Heaney does all that with the power of his voice. The entire translation is fabulous, and it punches you in the gut again and again. It wasn’t until I found the right translation that I was able to connect with the story on a deeper level. And this is how Beowulf, run through the filter of my own brain, became Grendel’s Guide, which is of course not a translation but a retelling (retelling being translation’s freer, less literal cousin). My hero is Grendel, not Beowulf, although he struggles with the same basic desires, though Tom’s craving is less to be remembered than to remember others, and to connect to a father whose own broken memory has caused him to drift away from his son. Tom fights not actual monsters but those villains one is more likely to run into in 2017: the self-absorbed, the cruel, and the willfully ignorant.

These different levels of interpretation—from translations to retellings—serve as a set of gateways to the original work, with Beowulf (in the original Old English) in the center, the translations inhabiting the next rung, and the retellings the next.

Beowulf Chart

Some might argue that the further out you go from the original, the more you obscure the original intent, but I would argue that these gateways also serve to shine new light on the original, by giving new ways of understanding a story. John Gardner’s Grendel asked (long before I did) what the story might have been like from the Grendel’s point of view.[iv] Neil Gaiman and Roger Avary—who wrote the script for the 2007 Angelina Jolie-fronted film Beowulf—imagined that Hrothgar and Grendel were actually related.[v]

So what is the point? Translations, are important not just because they disclose the literal contents of the text, but because they convey the heart and voice of the story. It’s an enormous challenge, working within the framework of someone else’s existing words, rendering those words into a different language, and then breathing life back into them again.[vi] Unfortunately, many non-English works only have one translation available, and you just have to hope that what you have is a good one. But for older and more famous works, there are frequently multiple possibilities, and these are often the texts assigned to young people, who may be seeing these stories for the first time. And finding the right translation—not just an accurate one, but one with a voice that is witty, vivid, and accessible—may mean the difference between an engaged, passionate reader and one who leaves the story behind, baffled and bored.

Of course, this is what those of us who write retelling are doing as well… imbuing existing stories with our own voices, and hoping we’re up to the task of taking something old and grand and giving it a new life. And perhaps those new stories will inspire the next generation to add their own layers of interpretation to the gateways around Beowulf.


[ii] Between the time I first read Beowulf and wrote Grendel’s Guide, Heaney won the Nobel prize, translated Beowulf and a host of other works, and published half a dozen of his own poetry anthologies. He was a busy guy.
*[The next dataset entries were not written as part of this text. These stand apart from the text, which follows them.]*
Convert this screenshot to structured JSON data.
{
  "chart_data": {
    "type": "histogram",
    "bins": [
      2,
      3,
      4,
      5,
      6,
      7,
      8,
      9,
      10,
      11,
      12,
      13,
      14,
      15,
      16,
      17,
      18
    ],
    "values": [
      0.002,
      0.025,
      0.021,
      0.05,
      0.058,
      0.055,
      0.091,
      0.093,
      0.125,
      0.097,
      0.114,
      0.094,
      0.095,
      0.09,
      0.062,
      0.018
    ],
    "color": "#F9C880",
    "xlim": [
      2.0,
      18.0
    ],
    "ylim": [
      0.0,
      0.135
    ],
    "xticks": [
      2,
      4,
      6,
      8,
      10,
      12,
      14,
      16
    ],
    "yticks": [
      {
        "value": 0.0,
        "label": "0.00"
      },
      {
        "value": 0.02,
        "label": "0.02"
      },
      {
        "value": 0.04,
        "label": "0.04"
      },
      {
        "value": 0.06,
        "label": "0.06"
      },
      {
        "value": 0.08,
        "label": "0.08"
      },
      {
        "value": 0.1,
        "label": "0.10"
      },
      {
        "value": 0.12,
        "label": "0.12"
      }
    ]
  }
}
[iii] For further comparison, here is Tolkien’s 1926 (published in 2014) translation of the same passage:

There too a lamentable lay many a Geatish maiden with braided tresses for Beowulf made, singing in sorrow, oft repeating that days of evil she sorely feared, many a slaying cruel and terror armed, ruin and thraldom’s bond.

(Heaney’s is still the best version.)

[iv] There is no prank war in Gardner’s version, nor are there any pigs, pot-eating or otherwise.

[v] NB: if a hot woman appears randomly out of a bog, probably sleeping with her is a bad idea.

[vi] I sometimes think that translating a book works a bit like the transporters on Star Trek… you take someone apart at the molecular level, send then someplace else, and then put them back together, but if you are not very careful, the person does not come back to life at the other end.